The Freight Transport Association has called on the Department for Transport to revisit its assumptions and calculations following the publication of a feasibility study which rejects using a database of foreign vehicles to improve road safety of UK roads. Industry had argued that VOSA's existing regime of roadside checks was too indiscriminate and that creating a data base of foreign vehicles to improve targeting - for example through a vignette scheme - would enhance existing enforcement efforts.
The DfT study rejects the case for a vignette on the basis of a model which attributes meagre benefits to the data base in terms of improved road safety, reduced road wear from overloaded vehicles, and lower levels of congestion resulting from accidents. Over a ten year period it assumes that just one life would be saved, that a trivial £560,000 of property costs would be saved, and that highways damage would be reduced by only £3.3 million. The net result is the database would yield just £1.7 million of benefits per year.
Simon Chapman, FTA's Chief Economist said, 'The Department and their consultants seem to have got their decimal places wrong and the report appears to undercook the benefits by several orders of magnitude. Police and Highways Agency experience is that foreign vehicles running in an unroadworthy condition, and with drivers who are over their safe driving hours, regularly slip through VOSA's net and as a result are causing accidents on a daily basis on the UK's roads.
'The research work needs to be independently reviewed by a neutral third party. It seems strange that a vignette is seen as practical in Germany and Benelux, but can't be made to work in UK'.

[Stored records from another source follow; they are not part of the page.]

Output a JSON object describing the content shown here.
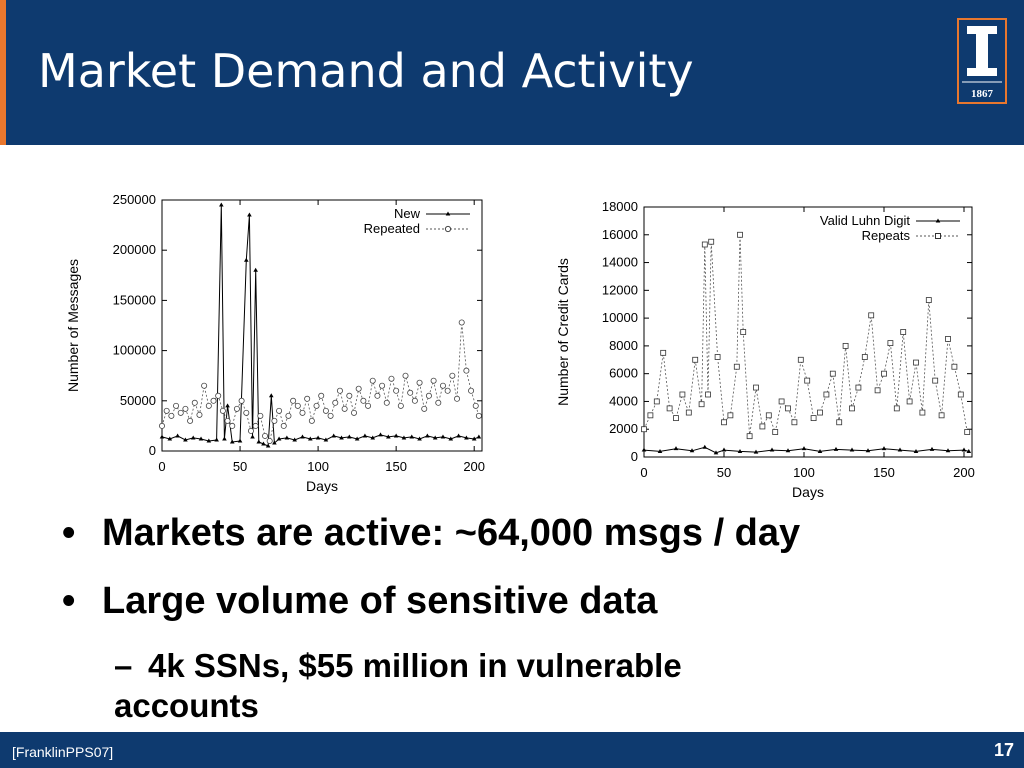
{
  "slide": {
    "title": "Market Demand and Activity",
    "citation": "[FranklinPPS07]",
    "page_number": "17",
    "logo_text": "1867",
    "bullets": [
      "Markets are active: ~64,000 msgs / day",
      "Large volume of sensitive data"
    ],
    "sub_bullets": [
      "4k SSNs, $55 million in vulnerable accounts"
    ]
  },
  "chart_data": [
    {
      "type": "line",
      "xlabel": "Days",
      "ylabel": "Number of Messages",
      "xlim": [
        0,
        205
      ],
      "ylim": [
        0,
        250000
      ],
      "xticks": [
        0,
        50,
        100,
        150,
        200
      ],
      "yticks": [
        0,
        50000,
        100000,
        150000,
        200000,
        250000
      ],
      "legend_position": "top-right",
      "grid": false,
      "series": [
        {
          "name": "New",
          "marker": "triangle",
          "line": "solid",
          "x": [
            0,
            5,
            10,
            15,
            20,
            25,
            30,
            35,
            38,
            40,
            42,
            45,
            50,
            54,
            56,
            58,
            60,
            62,
            65,
            68,
            70,
            72,
            75,
            80,
            85,
            90,
            95,
            100,
            105,
            110,
            115,
            120,
            125,
            130,
            135,
            140,
            145,
            150,
            155,
            160,
            165,
            170,
            175,
            180,
            185,
            190,
            195,
            200,
            203
          ],
          "y": [
            14000,
            12000,
            15000,
            11000,
            13000,
            12000,
            10000,
            11000,
            245000,
            12000,
            45000,
            9000,
            10000,
            190000,
            235000,
            14000,
            180000,
            9000,
            7000,
            5000,
            55000,
            8000,
            12000,
            13000,
            11000,
            14000,
            12000,
            13000,
            11000,
            15000,
            13000,
            14000,
            12000,
            15000,
            13000,
            16000,
            14000,
            15000,
            13000,
            14000,
            12000,
            15000,
            13000,
            14000,
            12000,
            15000,
            13000,
            12000,
            14000
          ]
        },
        {
          "name": "Repeated",
          "marker": "circle",
          "line": "dotted",
          "x": [
            0,
            3,
            6,
            9,
            12,
            15,
            18,
            21,
            24,
            27,
            30,
            33,
            36,
            39,
            42,
            45,
            48,
            51,
            54,
            57,
            60,
            63,
            66,
            69,
            72,
            75,
            78,
            81,
            84,
            87,
            90,
            93,
            96,
            99,
            102,
            105,
            108,
            111,
            114,
            117,
            120,
            123,
            126,
            129,
            132,
            135,
            138,
            141,
            144,
            147,
            150,
            153,
            156,
            159,
            162,
            165,
            168,
            171,
            174,
            177,
            180,
            183,
            186,
            189,
            192,
            195,
            198,
            201,
            203
          ],
          "y": [
            25000,
            40000,
            35000,
            45000,
            38000,
            42000,
            30000,
            48000,
            36000,
            65000,
            45000,
            50000,
            55000,
            40000,
            30000,
            25000,
            42000,
            50000,
            38000,
            20000,
            25000,
            35000,
            15000,
            10000,
            30000,
            40000,
            25000,
            35000,
            50000,
            45000,
            38000,
            52000,
            30000,
            45000,
            55000,
            40000,
            35000,
            48000,
            60000,
            42000,
            55000,
            38000,
            62000,
            50000,
            45000,
            70000,
            55000,
            65000,
            48000,
            72000,
            60000,
            45000,
            75000,
            58000,
            50000,
            68000,
            42000,
            55000,
            70000,
            48000,
            65000,
            60000,
            75000,
            52000,
            128000,
            80000,
            60000,
            45000,
            35000
          ]
        }
      ]
    },
    {
      "type": "line",
      "xlabel": "Days",
      "ylabel": "Number of Credit Cards",
      "xlim": [
        0,
        205
      ],
      "ylim": [
        0,
        18000
      ],
      "xticks": [
        0,
        50,
        100,
        150,
        200
      ],
      "yticks": [
        0,
        2000,
        4000,
        6000,
        8000,
        10000,
        12000,
        14000,
        16000,
        18000
      ],
      "legend_position": "top-right",
      "grid": false,
      "series": [
        {
          "name": "Valid Luhn Digit",
          "marker": "triangle",
          "line": "solid",
          "x": [
            0,
            10,
            20,
            30,
            38,
            45,
            50,
            60,
            70,
            80,
            90,
            100,
            110,
            120,
            130,
            140,
            150,
            160,
            170,
            180,
            190,
            200,
            203
          ],
          "y": [
            500,
            400,
            600,
            450,
            700,
            300,
            500,
            400,
            350,
            500,
            450,
            600,
            400,
            550,
            500,
            450,
            600,
            500,
            400,
            550,
            450,
            500,
            400
          ]
        },
        {
          "name": "Repeats",
          "marker": "square",
          "line": "dotted",
          "x": [
            0,
            4,
            8,
            12,
            16,
            20,
            24,
            28,
            32,
            36,
            38,
            40,
            42,
            46,
            50,
            54,
            58,
            60,
            62,
            66,
            70,
            74,
            78,
            82,
            86,
            90,
            94,
            98,
            102,
            106,
            110,
            114,
            118,
            122,
            126,
            130,
            134,
            138,
            142,
            146,
            150,
            154,
            158,
            162,
            166,
            170,
            174,
            178,
            182,
            186,
            190,
            194,
            198,
            202
          ],
          "y": [
            2000,
            3000,
            4000,
            7500,
            3500,
            2800,
            4500,
            3200,
            7000,
            3800,
            15300,
            4500,
            15500,
            7200,
            2500,
            3000,
            6500,
            16000,
            9000,
            1500,
            5000,
            2200,
            3000,
            1800,
            4000,
            3500,
            2500,
            7000,
            5500,
            2800,
            3200,
            4500,
            6000,
            2500,
            8000,
            3500,
            5000,
            7200,
            10200,
            4800,
            6000,
            8200,
            3500,
            9000,
            4000,
            6800,
            3200,
            11300,
            5500,
            3000,
            8500,
            6500,
            4500,
            1800
          ]
        }
      ]
    }
  ]
}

'The study also ignores planned changes to the way foreign vehicles can undertake business in the UK. On Monday the EU Transport Council expressed its support for European Commission proposals enabling foreign carriers to undertake up to three contracted domestic journeys within another member state over maximum period of seven days before a return international leg. At present domestic journeys by foreign vehicles, known as cabotage, need to be ad-hoc and unplanned. In order to enforce the new rules VOSA will need a robust database of who is in the country and how long they have been here.'
Enforcement of drivers' hours and roadworthiness standards for UK trucks is achieved through combining annual test pass history with road side encounter records into an Operator Compliance Risk Score (OCRS). Not tackling the cause, tackling the symptoms.